El silencio allí, no es un silencio cualquiera, es una especie de mística comunión de la que participan suelo y cielo, nubes y alturas, aves encumbradas y silvestres flores, aromas desconocidos, resplandor de pétalos y brillo impoluto de hojas. Cuando surge un relincho, un mugido, un trote asnal de las espectaculares razas que allí se crían, como un envite más de la escena, no se rompe la quietud interminable que lo preside todo, sino que se integra en el silencio al instante, que lo es todavía más cuando cesa ese rumor placentero de vida sin sobresaltos.

Hoy que se da tanto el nombre de casas rurales, a las que sólo en contados casos lo son, aquí partiendo del antiguo cortijo, con exquisita maestría y encomiable gusto, se han construido unas luminosas viviendas, pequeñas, en las que priva la piedra del lugar en toda su desnudez y fortaleza, perfectas en su estructura y acordes en todo momento con el sorprendente entorno en el que se levantan.

Y no choca en absoluto, sino que se espera, en esta atmósfera anclada en otra época, ese espacio prehistórico en el que se reproduce y recrea la fabricación de las primeras herramientas con las que sobrevivían nuestros ancestros; ni de las ingeniosa viviendas, como una prolongación del terreno, en las que se refugiaban.

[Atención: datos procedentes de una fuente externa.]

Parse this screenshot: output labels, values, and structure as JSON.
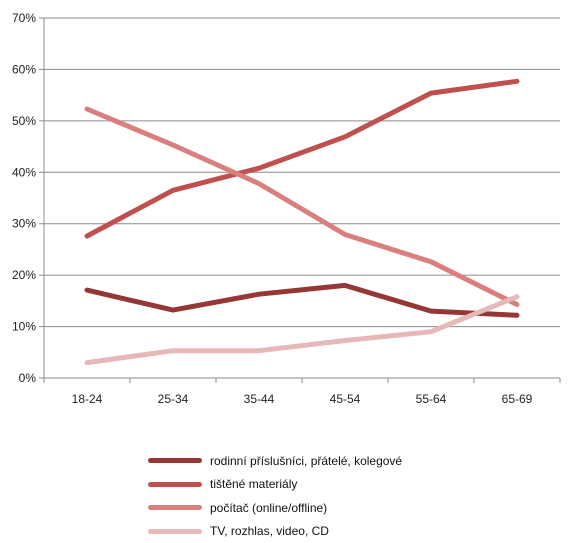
{
  "chart_data": {
    "type": "line",
    "categories": [
      "18-24",
      "25-34",
      "35-44",
      "45-54",
      "55-64",
      "65-69"
    ],
    "ylim": [
      0,
      70
    ],
    "y_ticks": [
      "0%",
      "10%",
      "20%",
      "30%",
      "40%",
      "50%",
      "60%",
      "70%"
    ],
    "grid": "horizontal",
    "legend_position": "bottom",
    "series": [
      {
        "name": "rodinní příslušníci, přátelé, kolegové",
        "color": "#953735",
        "values": [
          17.1,
          13.2,
          16.3,
          18.0,
          13.0,
          12.2
        ]
      },
      {
        "name": "tištěné materiály",
        "color": "#C0504D",
        "values": [
          27.6,
          36.5,
          40.8,
          46.9,
          55.4,
          57.7
        ]
      },
      {
        "name": "počítač (online/offline)",
        "color": "#D9807E",
        "values": [
          52.3,
          45.3,
          37.8,
          27.9,
          22.6,
          14.3
        ]
      },
      {
        "name": "TV, rozhlas, video, CD",
        "color": "#E6B9B8",
        "values": [
          3.0,
          5.3,
          5.3,
          7.3,
          9.0,
          15.8
        ]
      }
    ]
  }
}
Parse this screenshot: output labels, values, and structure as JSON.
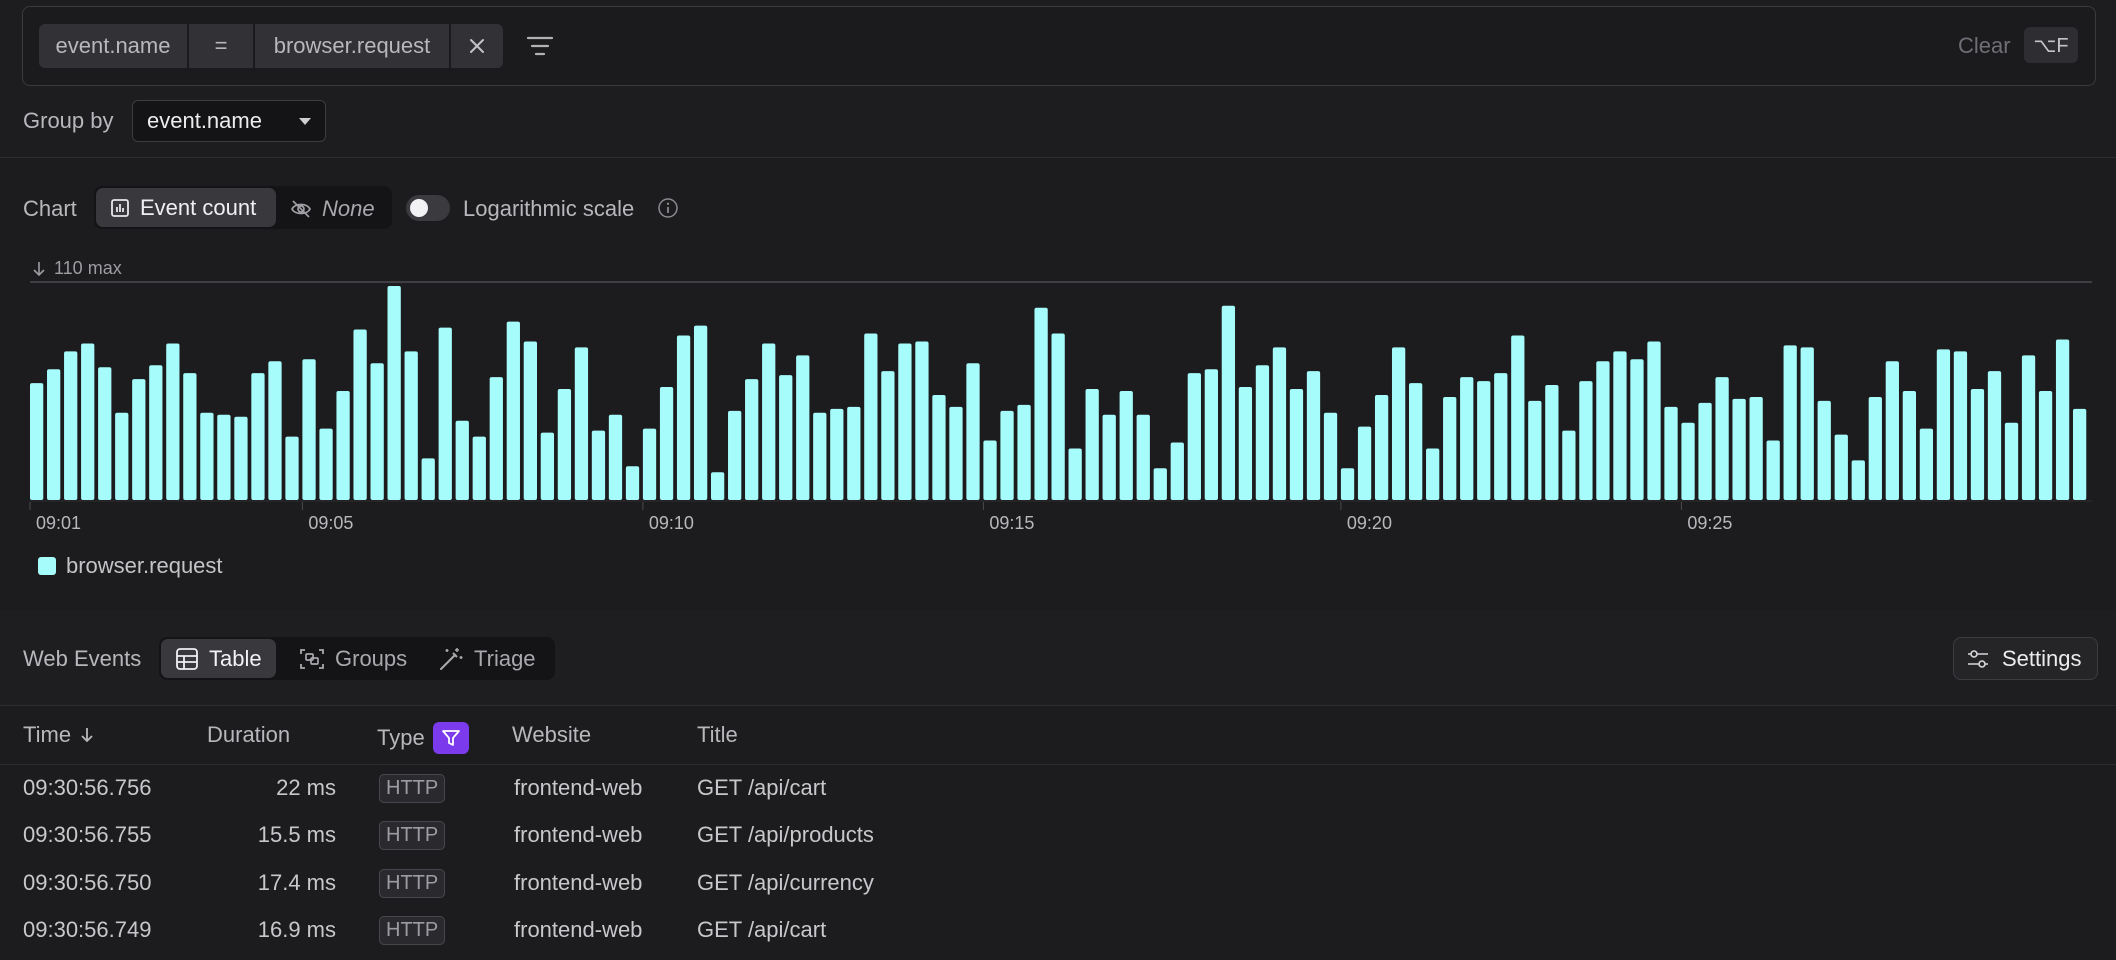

Uno siente una envidia tremenda cuando oye de boca de los propietarios que, de noche, no hay más sonidos que el del canto de los ruiseñores, o que cuando el viento cruza fugaz la copa de los árboles, cada uno de ellos desprende una melodía distinta, fantástica, inexplicable, nunca igual, que crea adicción en los que la escuchan. Y, asimismo, siente lástima de que tantas subvenciones oficiales emprendan un  oscuro camino de muy dudosa utilidad, necesidad y destino, mientras que otros proyectos, como es el caso, tengan que recurrir a un esfuerzo de años y a sacrificios familiares sin cuento para seguir adelante con una obra modélica, digna de encomio y ayudas, ya que son escasas las que pueden hacerle sombra.